Lee: Digital finance needs trust and interoperability
Howard Lee, Deputy Chief Executive of the Hong Kong Monetary Authority, delivered a keynote speech at the Hong Kong Digital Finance Summit on May 29, 2026. He emphasized that trust and interoperability are the core institutional challenges in the evolving digital finance landscape.
HKMA's three digital finance pillars
The HKMA's digital finance strategy rests on three pillars.
First, providing central bank money in new forms, exemplified by the e-HKD and Project mBridge, which reached minimum viable product in mid-2024.
This ensures central bank money remains an effective settlement asset.
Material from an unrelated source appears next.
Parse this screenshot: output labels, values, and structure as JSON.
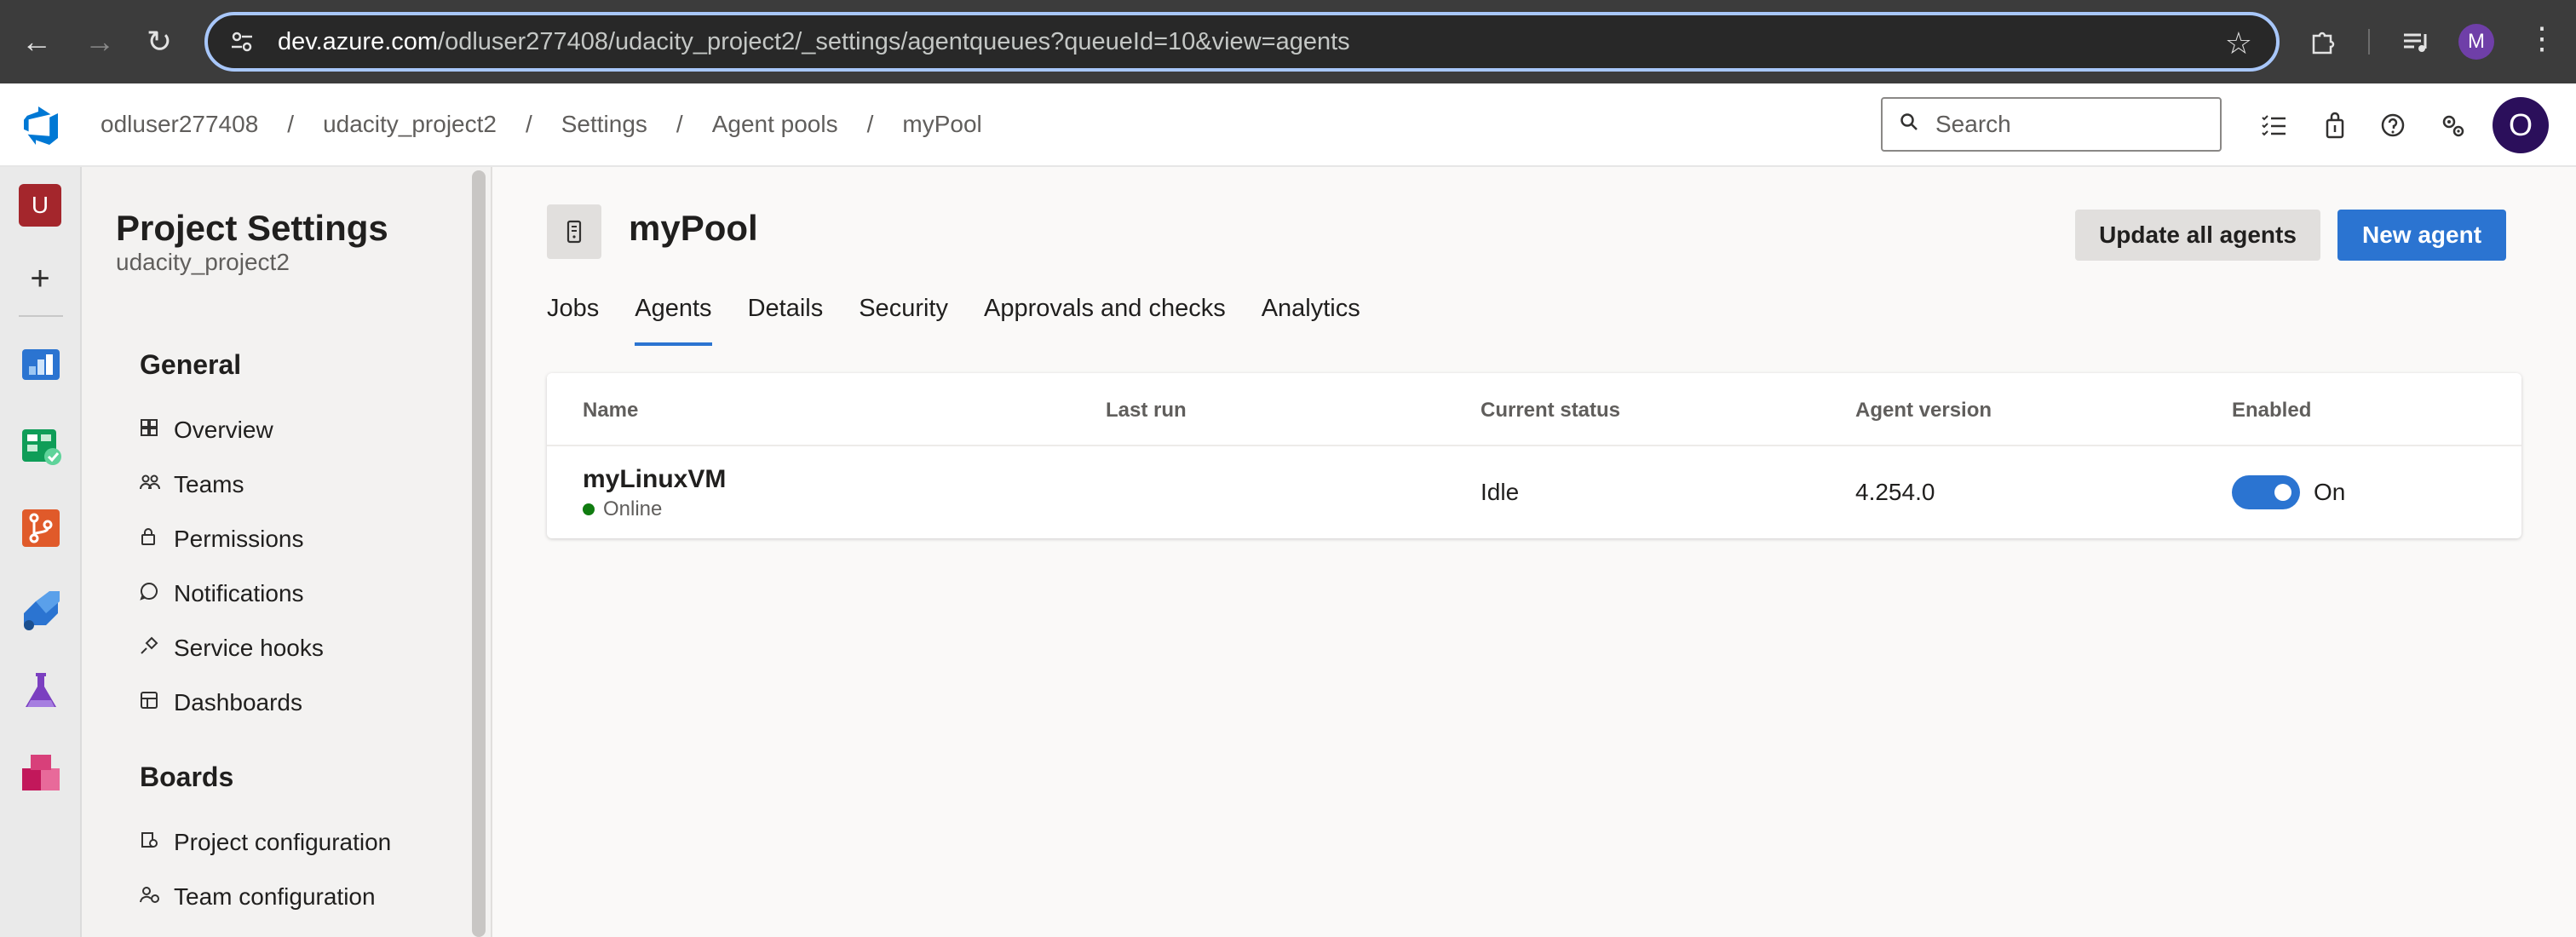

Second, establishing guardrails for private sector innovation, promoting competition, user protection, and systemic stability.
Hong Kong's Stablecoins Ordinance, effective last August, and two recently granted issuer licenses demonstrate this.
Third, building common infrastructure for interoperability, such as Project Ensemble, to connect diverse platforms and ensure universal acceptability of money.
This decade-long journey began with DLT whitepapers in 2016, anticipating structural changes in financial asset issuance and settlement.
Bridging the digital divide
Two significant challenges persist for the future of tokenisation.
The first is the gap between the current "digital twin" model, where tokens represent claims on off-chain assets, and the desired "digitally native" issuance, where the token itself is the primary record of ownership.
While current infrastructure like Ensemble TX pragmatically leverages existing RTGS, the ultimate goal is full DLT efficiency with atomic DvP.
The second challenge is fragmentation, as isolated platforms undermine efficiency.
Addressing this requires interoperability and common standards, which the Ensemble Interoperability Layer and the upcoming Ensemble Taxonomy aim to provide.
Beyond technology, trust
Trust in digital finance hinges not on technology alone, but on sound institutions, clear rules, and robust collaboration.
The HKMA's proactive engagement, including the CBDC Expert Group with academia, exemplifies this comprehensive approach to complex challenges.
This collaborative spirit across central banks, commercial banks, regulators, and academia is crucial for fully realizing the promise of tokenisation.